Argued February 6, 1947
Decided June 16, 1947
331 U.S. 731
Goods destined for export by rail to Mexico were shipped from the point of origin over a series of connecting carriers under a bill of lading issued by the initial carrier and covering the shipment to the point of export on the Mexican border, the transportation charges being prepaid to that point. The last connecting carrier in the United States issued a new bill of lading which purported to cover the shipment to its ultimate destination in Mexico, but received no payment for transporting the goods other than its share of that paid to the initial carrier under the original bill of lading.
Held: under the Carmack Amendment, the second bill of lading was void, and the last connecting carrier in the United States is not liable for injuries to the goods incurred on a Mexican railroad between the border and their ultimate destination in Mexico. Pp. 331 U. S. 733-735.

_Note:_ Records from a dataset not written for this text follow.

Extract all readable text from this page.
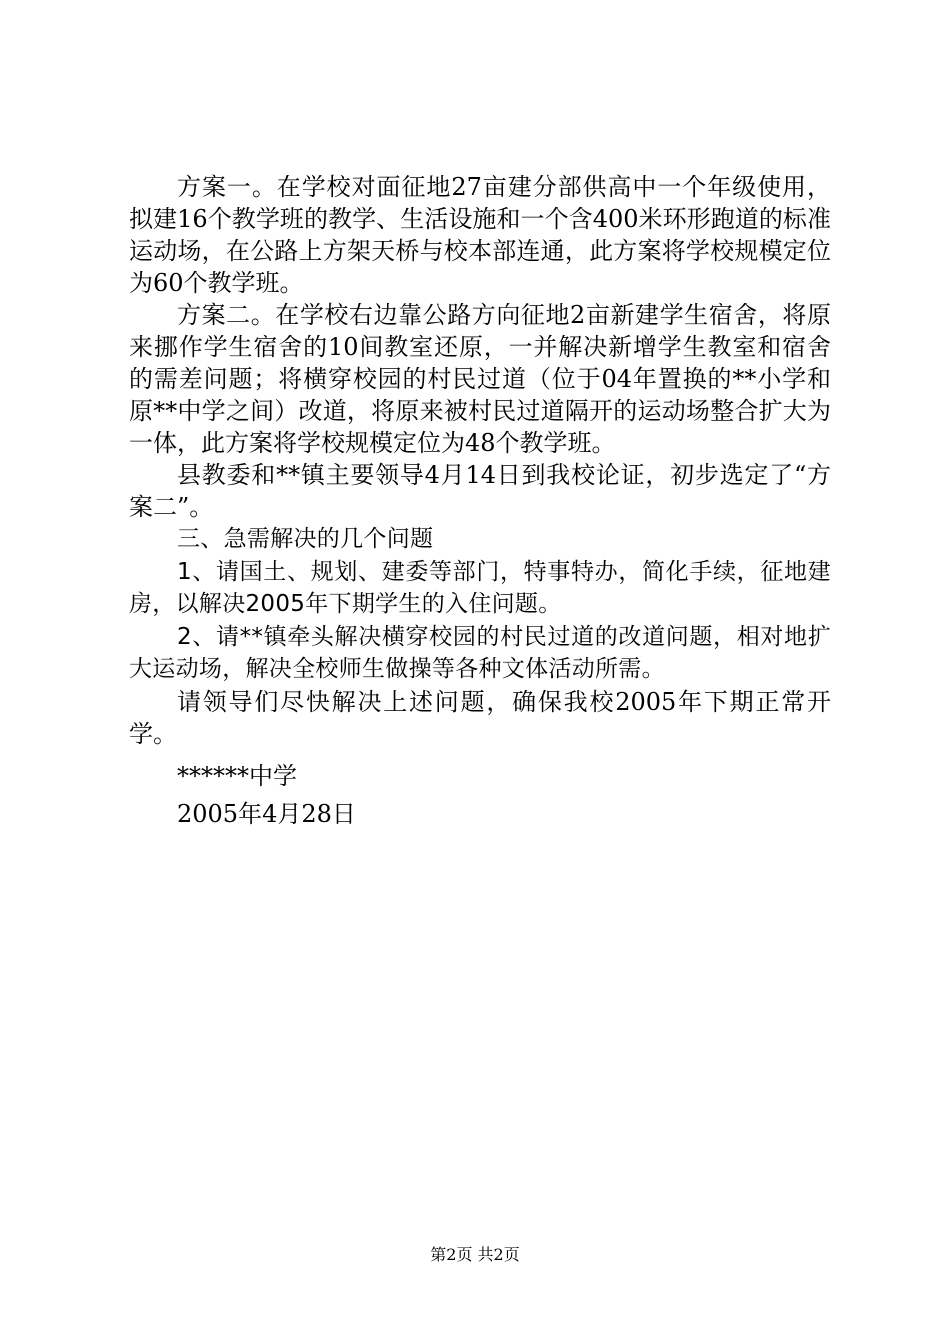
方案一。在学校对面征地27亩建分部供高中一个年级使用，拟建16个教学班的教学、生活设施和一个含400米环形跑道的标准运动场，在公路上方架天桥与校本部连通，此方案将学校规模定位为60个教学班。

方案二。在学校右边靠公路方向征地2亩新建学生宿舍，将原来挪作学生宿舍的10间教室还原，一并解决新增学生教室和宿舍的需差问题；将横穿校园的村民过道（位于04年置换的**小学和原**中学之间）改道，将原来被村民过道隔开的运动场整合扩大为一体，此方案将学校规模定位为48个教学班。

县教委和**镇主要领导4月14日到我校论证，初步选定了“方案二”。

三、急需解决的几个问题

1、请国土、规划、建委等部门，特事特办，简化手续，征地建房，以解决2005年下期学生的入住问题。

2、请**镇牵头解决横穿校园的村民过道的改道问题，相对地扩大运动场，解决全校师生做操等各种文体活动所需。

请领导们尽快解决上述问题，确保我校2005年下期正常开学。

******中学

2005年4月28日

第2页 共2页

145 Tex. 50, 193 S.W.2d 964, affirmed.
A Texas state court denied a judgment against an American connecting railroad for injuries sustained on a Mexican railroad to goods exported from the United States. The Texas Court of Civil Appeals reversed. 190 S.W.2d 838. It was reversed by the Supreme Court of Texas. 145 Tex. 50, 193 S.W.2d 964. This Court granted certiorari. 329 U.S. 697. Affirmed, p. 331 U. S. 735.